「こんな会社辞めてやる!」
「転職すれば、やりがいのある仕事ができるはずだ!」

2000年代半ば、まさに転職がブームと化していた当時、新卒入社した会社をあっさりと辞め、意気揚々と転職していく若者が後を絶たなかった。しかし、彼らの多くが転職によって人生が好転したわけではない。

社会人の2人に1人が転職するという「大転職時代」が到来した今なお、なぜ転職はこうもうまくいかないのか。本連載では、人材紹介事業を展開するインテリジェンスの元代表取締役社長であり、「転職のオモテとウラ」を誰よりも知る鎌田和彦氏が、転職市場が再び活況を迎える今、世の中に溢れる不幸な転職をなくし、幸せな転職へと導くための処方箋を提案する。

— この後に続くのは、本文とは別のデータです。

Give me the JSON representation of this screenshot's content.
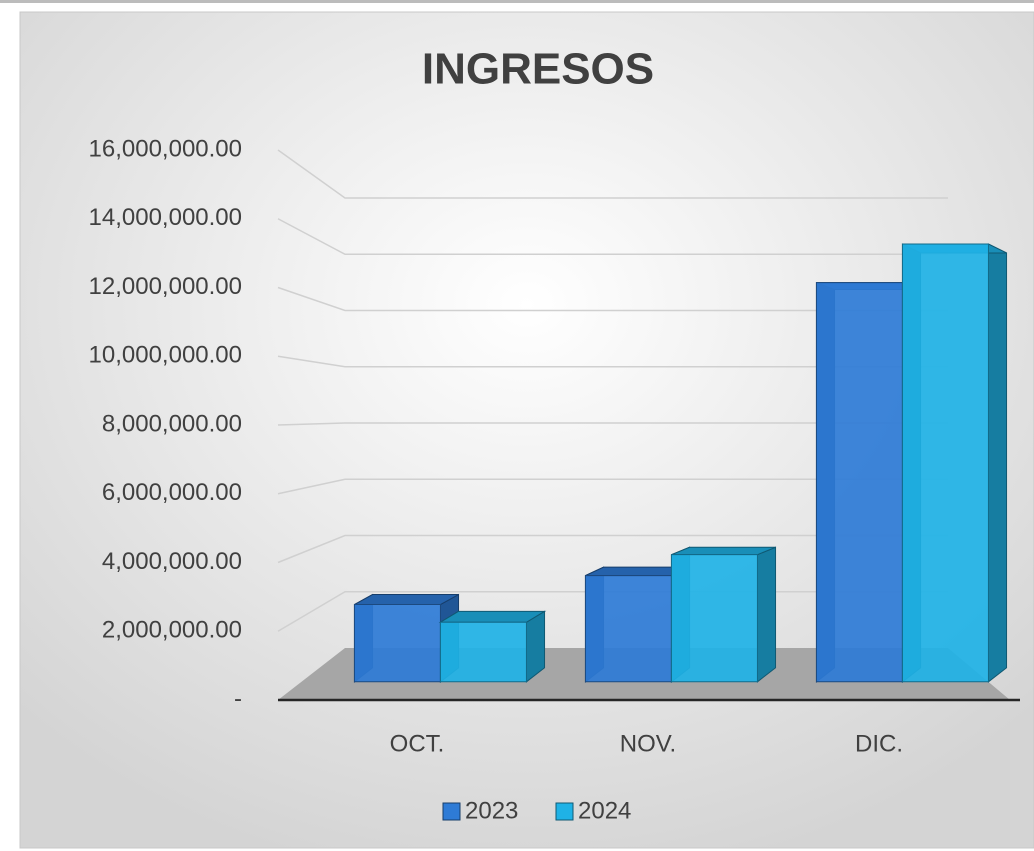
{
  "chart_data": {
    "type": "bar3d",
    "title": "INGRESOS",
    "categories": [
      "OCT.",
      "NOV.",
      "DIC."
    ],
    "series": [
      {
        "name": "2023",
        "color": "#2e7bd6",
        "values": [
          2400000,
          3300000,
          12400000
        ]
      },
      {
        "name": "2024",
        "color": "#1fb2e6",
        "values": [
          1850000,
          3950000,
          13600000
        ]
      }
    ],
    "ylim": [
      0,
      16000000
    ],
    "yticks": [
      {
        "value": 0,
        "label": "-"
      },
      {
        "value": 2000000,
        "label": "2,000,000.00"
      },
      {
        "value": 4000000,
        "label": "4,000,000.00"
      },
      {
        "value": 6000000,
        "label": "6,000,000.00"
      },
      {
        "value": 8000000,
        "label": "8,000,000.00"
      },
      {
        "value": 10000000,
        "label": "10,000,000.00"
      },
      {
        "value": 12000000,
        "label": "12,000,000.00"
      },
      {
        "value": 14000000,
        "label": "14,000,000.00"
      },
      {
        "value": 16000000,
        "label": "16,000,000.00"
      }
    ],
    "grid": true,
    "legend": "bottom"
  }
}
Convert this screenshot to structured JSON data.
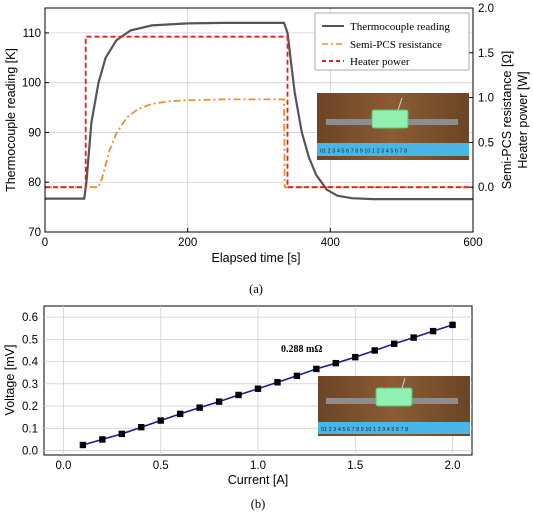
{
  "chart_data": [
    {
      "type": "line",
      "panel_label": "(a)",
      "xlabel": "Elapsed time [s]",
      "ylabel_left": "Thermocouple reading [K]",
      "ylabel_right_1": "Semi-PCS resistance [Ω]",
      "ylabel_right_2": "Heater power [W]",
      "xlim": [
        0,
        600
      ],
      "ylim_left": [
        70,
        115
      ],
      "ylim_right": [
        -0.5,
        2.0
      ],
      "x_ticks": [
        "0",
        "200",
        "400",
        "600"
      ],
      "y_left_ticks": [
        "70",
        "80",
        "90",
        "100",
        "110"
      ],
      "y_right_ticks": [
        "0.0",
        "0.5",
        "1.0",
        "1.5",
        "2.0"
      ],
      "grid": true,
      "legend_position": "top-right",
      "inset_photo": true,
      "ruler_text": "01 2 3 4 5 6 7 8 9 10 1 2 3 4 5 6 7 8",
      "series": [
        {
          "name": "Thermocouple reading",
          "axis": "left",
          "color": "#555555",
          "style": "solid",
          "x": [
            0,
            55,
            58,
            65,
            75,
            85,
            100,
            120,
            150,
            200,
            250,
            300,
            335,
            340,
            345,
            350,
            360,
            370,
            380,
            395,
            410,
            430,
            460,
            500,
            550,
            600
          ],
          "y": [
            76.7,
            76.7,
            80,
            92,
            100,
            105,
            108.5,
            110.5,
            111.5,
            111.9,
            112.0,
            112.0,
            112.0,
            110,
            104,
            98,
            90,
            85,
            81.5,
            78.5,
            77.3,
            76.8,
            76.6,
            76.6,
            76.6,
            76.6
          ]
        },
        {
          "name": "Semi-PCS resistance",
          "axis": "right",
          "color": "#e69035",
          "style": "dashdot",
          "x": [
            0,
            75,
            80,
            90,
            100,
            115,
            130,
            150,
            175,
            200,
            250,
            300,
            335,
            336,
            400,
            600
          ],
          "y": [
            0.0,
            0.0,
            0.1,
            0.4,
            0.6,
            0.78,
            0.87,
            0.93,
            0.96,
            0.97,
            0.98,
            0.98,
            0.98,
            0.0,
            0.0,
            0.0
          ]
        },
        {
          "name": "Heater power",
          "axis": "right",
          "color": "#e02020",
          "style": "dashed",
          "x": [
            0,
            57,
            57,
            340,
            340,
            600
          ],
          "y": [
            0.0,
            0.0,
            1.68,
            1.68,
            0.0,
            0.0
          ]
        }
      ]
    },
    {
      "type": "scatter",
      "panel_label": "(b)",
      "xlabel": "Current [A]",
      "ylabel": "Voltage [mV]",
      "xlim": [
        -0.1,
        2.1
      ],
      "ylim": [
        -0.02,
        0.65
      ],
      "x_ticks": [
        "0.0",
        "0.5",
        "1.0",
        "1.5",
        "2.0"
      ],
      "y_ticks": [
        "0.0",
        "0.1",
        "0.2",
        "0.3",
        "0.4",
        "0.5",
        "0.6"
      ],
      "grid": true,
      "annotation": "0.288 mΩ",
      "inset_photo": true,
      "ruler_text": "01 2 3 4 5 6 7 8 9 10 1 2 3 4 5 6 7 8",
      "series": [
        {
          "color": "#1a1a9e",
          "marker_color": "#000000",
          "x": [
            0.1,
            0.2,
            0.3,
            0.4,
            0.5,
            0.6,
            0.7,
            0.8,
            0.9,
            1.0,
            1.1,
            1.2,
            1.3,
            1.4,
            1.5,
            1.6,
            1.7,
            1.8,
            1.9,
            2.0
          ],
          "y": [
            0.025,
            0.05,
            0.075,
            0.105,
            0.135,
            0.165,
            0.193,
            0.22,
            0.25,
            0.278,
            0.307,
            0.336,
            0.367,
            0.393,
            0.42,
            0.45,
            0.48,
            0.508,
            0.537,
            0.565
          ]
        }
      ]
    }
  ]
}
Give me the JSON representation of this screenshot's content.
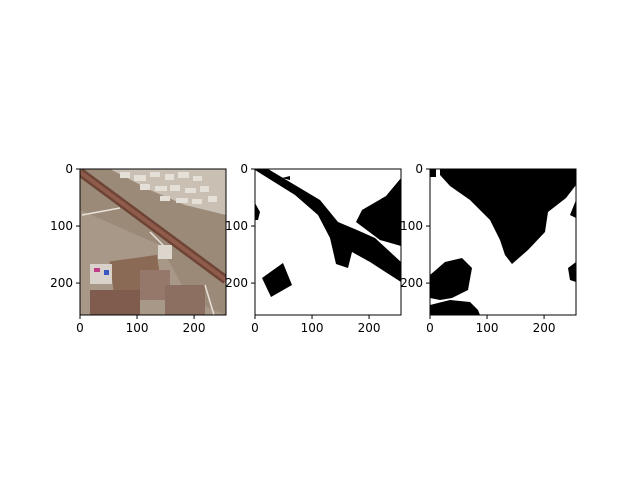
{
  "chart_data": [
    {
      "type": "image",
      "panel": "aerial-photo",
      "x_ticks": [
        "0",
        "100",
        "200"
      ],
      "y_ticks": [
        "0",
        "100",
        "200"
      ],
      "xlim": [
        0,
        256
      ],
      "ylim": [
        256,
        0
      ],
      "colors": {
        "soil": "#9b8a78",
        "field_light": "#b0a08f",
        "field_dark": "#8a6a55",
        "road": "#7a4a3e",
        "buildings": "#dcd6cc",
        "plot_dark": "#7f5c4d"
      }
    },
    {
      "type": "image",
      "panel": "binary-mask-1",
      "x_ticks": [
        "0",
        "100",
        "200"
      ],
      "y_ticks": [
        "0",
        "100",
        "200"
      ],
      "xlim": [
        0,
        256
      ],
      "ylim": [
        256,
        0
      ],
      "colors": {
        "foreground": "#ffffff",
        "background": "#000000"
      }
    },
    {
      "type": "image",
      "panel": "binary-mask-2",
      "x_ticks": [
        "0",
        "100",
        "200"
      ],
      "y_ticks": [
        "0",
        "100",
        "200"
      ],
      "xlim": [
        0,
        256
      ],
      "ylim": [
        256,
        0
      ],
      "colors": {
        "foreground": "#ffffff",
        "background": "#000000"
      }
    }
  ]
}
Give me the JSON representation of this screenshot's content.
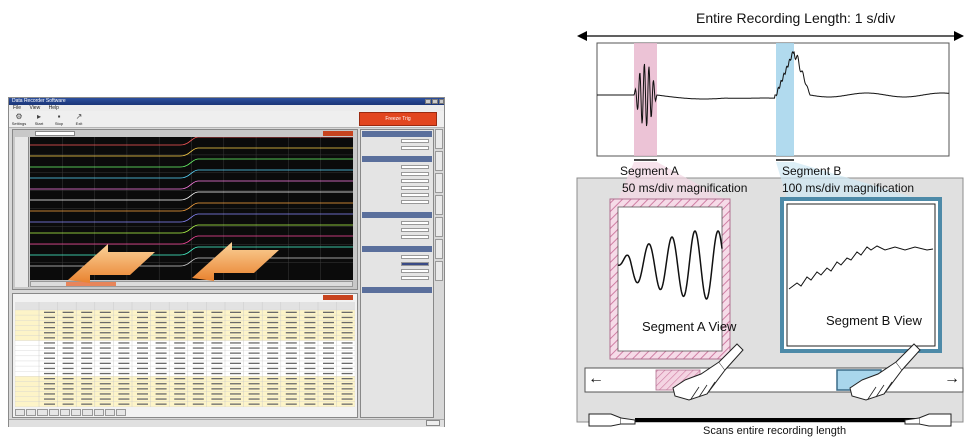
{
  "software_window": {
    "title": "Data Recorder Software",
    "menu": [
      "File",
      "View",
      "Help"
    ],
    "toolbar": [
      "Settings",
      "Start",
      "Stop",
      "Exit"
    ],
    "primary_button": "Freeze Trig"
  },
  "diagram": {
    "top_label": "Entire Recording Length: 1 s/div",
    "segment_a_label": "Segment A",
    "segment_a_mag": "50 ms/div magnification",
    "segment_b_label": "Segment B",
    "segment_b_mag": "100 ms/div magnification",
    "segment_a_view": "Segment A View",
    "segment_b_view": "Segment B View",
    "bottom_label": "Scans entire recording length",
    "left_arrow": "←",
    "right_arrow": "→"
  },
  "colors": {
    "segment_a": "#e9b8cf",
    "segment_b": "#a9d6ec",
    "scope_bg": "#0b0b0b",
    "highlight_arrow": "#f3a24d",
    "frame_gray": "#e0e0e0"
  }
}
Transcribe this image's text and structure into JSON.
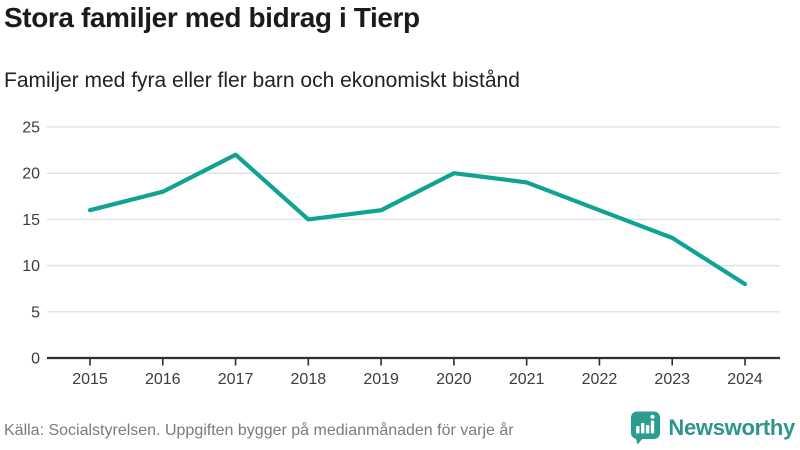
{
  "header": {
    "title": "Stora familjer med bidrag i Tierp",
    "subtitle": "Familjer med fyra eller fler barn och ekonomiskt bistånd"
  },
  "chart_data": {
    "type": "line",
    "title": "Stora familjer med bidrag i Tierp",
    "subtitle": "Familjer med fyra eller fler barn och ekonomiskt bistånd",
    "categories": [
      "2015",
      "2016",
      "2017",
      "2018",
      "2019",
      "2020",
      "2021",
      "2022",
      "2023",
      "2024"
    ],
    "series": [
      {
        "name": "Familjer med fyra eller fler barn och ekonomiskt bistånd",
        "values": [
          16,
          18,
          22,
          15,
          16,
          20,
          19,
          16,
          13,
          8
        ]
      }
    ],
    "xlabel": "",
    "ylabel": "",
    "ylim": [
      0,
      25
    ],
    "yticks": [
      0,
      5,
      10,
      15,
      20,
      25
    ],
    "grid": "horizontal",
    "legend": "none",
    "line_color": "#10A294"
  },
  "footer": {
    "source": "Källa: Socialstyrelsen. Uppgiften bygger på medianmånaden för varje år",
    "logo": {
      "text": "Newsworthy",
      "icon": "bar-chart-speech-bubble",
      "icon_color": "#2A9D8F",
      "text_color": "#2D968C"
    }
  },
  "colors": {
    "accent": "#10A294",
    "grid": "#e3e3e3",
    "axis": "#2e2e2e",
    "tick_label": "#3c3c3c",
    "title": "#1b1b1b",
    "source": "#7b7b7b",
    "background": "#ffffff"
  }
}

 私がインテリジェンスで人材紹介事業をスタートした1997年、こんなにも転職が当たり前になるとは考えもしませんでした。もちろん、時代の流れはまさに不可逆的に人材の流動化、柔軟な人材活用の方向に進んでいたわけですが、まさかこんなにも日本のビジネスパースンが安易に転職に踏み切る時代が来るとは予測できていなかったからです。

 人材紹介という仕組みが規制緩和によって合法化され、ほぼ時を同じくして登場したインターネット活用によって、転職は一挙に身近なものになりました。人材紹介事業者数は規制緩和された1997年以降増加の一途をたどり、その活用者(転職希望者)数もリーマンショックまでの約10年間、うなぎ上りに増え続けました。

 振り返れば2000年代半ばはまさに転職ブームでした。バブル崩壊以降、仕事に恵まれない時代を長く過ごした1970年代生まれの世代を中心に“キャリア・アップ”は当然に目指すべきものになっていきました。そして、本来必ずしも一致することのない「転職」という行為と「キャリア・アップ」という成果が一つの平面上にあるかのような錯覚が根づいてしまったのです。

 人材ベンチャー企業の経営者として20年にわたって、仕事の紹介・斡旋・コンサルティング周辺の仕事に携わり、日本におけるキャリア意識の変革期に人材紹介という新しい仕組みを提供することに中心的な役割を果たした立場から、私はいくつもの疑問に向き合っています。また、当然に、日本における歪んだキャリア志向の形成に一役買ってしまったという反省もあります。

 今、日本の多くの就業者(とりわけホワイトカラー)は「キャリア・クライシス」に直面していると考えています。そこで、このシリーズにおいては、私が人材紹介会社インテリジェンスの経営を通じて実際に体験した様々な事例と、転職が当たり前になった2000年代以降とそれ以前との違いを踏まえながら、転職によってどのようなキャリア・クライシスが待ち受けているのかを具体的に示していく考えです。

 繰り返しになりますが、これは転職を“当たり前”化させた当事者としての反省を含んでいて、つまり、それは転職をしようと考えている皆さんへの警鐘だと捉えて頂いて結構です。端的に言って、転職をするリスクは転職をしないリスクを遥かに上回るのです。